When the signal is detected at the receiver in pulse-based TR UWB sensor systems, only a threshold decision is needed to detect the information symbol and its value depends on the maximum transmission gain. All other taps of the equivalent TR transmission link in time domain can be regarded as interference. The larger the threshold, the better anti-interference performance the TR system possesses. In order to precisely describe the energy focusing performance that is closely related to the detection error rate and anti-interference performance of the TR system, we define here a metric that is signal-to-mean-interference ratio (SMIR). The SMIR is the ratio between the maximum equivalent TR transmission gain and the mean interference of other taps. Thus, according to (10)–(12), it can be denoted as $\mathrm{SMIR}=(2P-2)·\int S_{gain}\left(f\right)/S_{int}\left(f\right)e^{j2\pi f}df$ in frequency domain. The SMIR performance can be calculated by the measured antenna transfer function and channel responses in frequency domain.
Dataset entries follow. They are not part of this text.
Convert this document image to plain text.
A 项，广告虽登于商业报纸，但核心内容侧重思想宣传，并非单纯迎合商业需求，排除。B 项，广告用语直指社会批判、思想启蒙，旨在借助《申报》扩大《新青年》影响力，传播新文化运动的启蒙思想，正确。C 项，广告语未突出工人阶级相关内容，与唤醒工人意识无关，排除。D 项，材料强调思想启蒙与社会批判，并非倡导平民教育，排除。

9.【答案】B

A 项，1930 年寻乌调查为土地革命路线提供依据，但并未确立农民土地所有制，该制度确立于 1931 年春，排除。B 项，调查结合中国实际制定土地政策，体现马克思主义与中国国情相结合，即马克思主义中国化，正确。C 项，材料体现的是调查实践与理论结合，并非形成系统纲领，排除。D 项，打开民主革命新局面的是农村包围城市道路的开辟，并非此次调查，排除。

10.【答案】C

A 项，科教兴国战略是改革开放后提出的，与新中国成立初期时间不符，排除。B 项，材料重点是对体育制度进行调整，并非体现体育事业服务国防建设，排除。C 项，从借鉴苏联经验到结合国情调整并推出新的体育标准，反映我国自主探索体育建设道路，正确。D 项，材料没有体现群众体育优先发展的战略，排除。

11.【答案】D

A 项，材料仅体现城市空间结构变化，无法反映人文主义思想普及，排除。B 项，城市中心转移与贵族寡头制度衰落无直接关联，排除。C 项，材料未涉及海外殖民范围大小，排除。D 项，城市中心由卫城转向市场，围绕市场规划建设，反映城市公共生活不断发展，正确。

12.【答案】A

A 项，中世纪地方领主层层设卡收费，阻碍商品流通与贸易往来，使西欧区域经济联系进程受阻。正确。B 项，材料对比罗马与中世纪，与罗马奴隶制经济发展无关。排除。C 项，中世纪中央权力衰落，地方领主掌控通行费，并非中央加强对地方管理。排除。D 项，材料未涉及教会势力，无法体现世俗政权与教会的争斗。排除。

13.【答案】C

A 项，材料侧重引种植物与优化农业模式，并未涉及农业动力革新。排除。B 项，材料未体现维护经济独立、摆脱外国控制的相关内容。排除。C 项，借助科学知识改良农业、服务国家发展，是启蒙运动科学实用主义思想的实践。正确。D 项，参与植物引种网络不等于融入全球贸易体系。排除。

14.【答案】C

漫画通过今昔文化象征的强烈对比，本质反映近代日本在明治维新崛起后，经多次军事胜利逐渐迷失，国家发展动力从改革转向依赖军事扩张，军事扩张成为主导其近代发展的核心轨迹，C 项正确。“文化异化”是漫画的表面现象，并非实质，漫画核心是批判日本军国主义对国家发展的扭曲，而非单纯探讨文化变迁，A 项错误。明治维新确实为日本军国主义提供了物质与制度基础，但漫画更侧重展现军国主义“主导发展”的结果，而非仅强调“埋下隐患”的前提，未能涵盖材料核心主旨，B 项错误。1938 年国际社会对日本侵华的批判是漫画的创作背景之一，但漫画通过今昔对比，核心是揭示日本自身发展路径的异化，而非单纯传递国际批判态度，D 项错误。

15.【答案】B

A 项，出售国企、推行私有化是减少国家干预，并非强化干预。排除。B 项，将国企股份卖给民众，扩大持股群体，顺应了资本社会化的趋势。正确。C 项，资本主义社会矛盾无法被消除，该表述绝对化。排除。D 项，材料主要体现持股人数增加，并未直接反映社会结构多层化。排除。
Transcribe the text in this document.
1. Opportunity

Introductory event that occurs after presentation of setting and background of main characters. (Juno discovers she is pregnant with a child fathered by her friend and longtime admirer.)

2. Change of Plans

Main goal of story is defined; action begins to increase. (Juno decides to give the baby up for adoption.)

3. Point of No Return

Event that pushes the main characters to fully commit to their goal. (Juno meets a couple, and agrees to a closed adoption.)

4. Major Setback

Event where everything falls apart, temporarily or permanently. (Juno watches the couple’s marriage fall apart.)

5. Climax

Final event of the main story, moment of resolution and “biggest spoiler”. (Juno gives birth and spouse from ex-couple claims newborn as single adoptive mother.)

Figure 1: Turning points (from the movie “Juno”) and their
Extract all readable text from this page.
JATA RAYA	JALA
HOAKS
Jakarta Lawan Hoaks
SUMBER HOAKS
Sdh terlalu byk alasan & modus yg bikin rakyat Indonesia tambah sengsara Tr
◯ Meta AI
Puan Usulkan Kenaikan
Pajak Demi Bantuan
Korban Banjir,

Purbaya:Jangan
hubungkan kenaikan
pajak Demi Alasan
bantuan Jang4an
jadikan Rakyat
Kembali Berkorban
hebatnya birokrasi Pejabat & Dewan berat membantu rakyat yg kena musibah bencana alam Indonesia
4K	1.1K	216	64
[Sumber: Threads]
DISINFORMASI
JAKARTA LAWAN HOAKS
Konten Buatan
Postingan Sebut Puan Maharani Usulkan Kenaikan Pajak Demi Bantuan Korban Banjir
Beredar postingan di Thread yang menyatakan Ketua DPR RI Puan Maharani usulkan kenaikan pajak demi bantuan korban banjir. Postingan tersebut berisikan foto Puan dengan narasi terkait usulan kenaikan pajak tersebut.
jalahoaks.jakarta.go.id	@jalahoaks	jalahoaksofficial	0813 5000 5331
The cumulative density functions of the SMIR are exemplified in Figure 15a. The results show that the monopole antenna has the best SMIR performance while the log-periodic antenna has the worst SMIR performance. In other words, the monopole antenna has the best energy focusing ability and anti-interference performance while the log-periodic antenna possesses the worst energy focusing ability. Although the channel gains of the Vivaldi antenna are all relatively the largest, while the gains of the log-periodic antenna are the smallest, they have smaller ratios between the main path power and the average interference path power than the monopole antenna. The SMIR performances are in accordance with the antenna dispersion properties, which means that the smaller antenna dispersion can obtain better energy focusing property and anti-interference property. The cumulative density functions of evaluated channel capacities corresponding to each TR transmission are demonstrated in Figure 15b. Using the classical Shannon capacity formula, the measured time domain channel response is firstly turned into the frequency domain, and then the frequency band is divided into 1024 sub-bands, where each sub-channel can be considered as frequency-flat, and then integrate the channel capacity for the sub-bands over the whole bandwidth [23]. Through the total derivation procedure of the TR UWB system, the channel capacity $C_{\mathrm{TR}}$ of the TR system is given by

$$C_{\mathrm{TR}}=\underset{{\int }_{-B/2}^{B/2}{S}_X\left(f\right)df=P_t}{max}{\int }_{-B/2}^{B/2}log\left(1+\frac{S_X\left(f\right){\parallel H_{\mathrm{TR}}\left(f\right)\parallel }^2}{N_0}\right)df$$

(15)

In the above equation, B is the system bandwidth, and $P_t$ is the total transmitting signal power. Moreover, $H_{\mathrm{TR}}\left(f\right)$ is the TR transmission function in frequency domain and $S_X\left(f\right)/N_0$ is the SNR of each small sub-channel. The SNR is 5 dB in this computation. Unsurprisingly, the Vivaldi antenna pair has the maximum channel capacities while the log-periodic antenna pair has the minimum channel capacities that are consistent with the transmission channel gains.

6. Conclusions

Practical channel measurements about the TR UWB transmission link in a dense multipath environment are performed in order to investigate the effects of antennas on the performance of the sensors system. A detailed description of the deployed antennas, measurement setup, employed signal waveforms and data post-processing have been provided. Specific analysis including delay properties, SMIR parameters of the equivalent TR channel responses and channel capacities corresponding to different antennas have been presented. The antenna dispersion property will do harm to the SNR at the Rx antenna and decrease the channel capacity. Moreover, the antenna dispersion effect to some extent cannot be compensated by the larger antenna gain. Smaller time dispersion of the signal caused by antenna dispersion will have better energy focusing property in TR UWB communications. The results enable significant guidance for the trade-off selection between antenna dispersion and gain in subsequent TR UWB WSNs’ system deployment with low-complexity and low-cost receivers.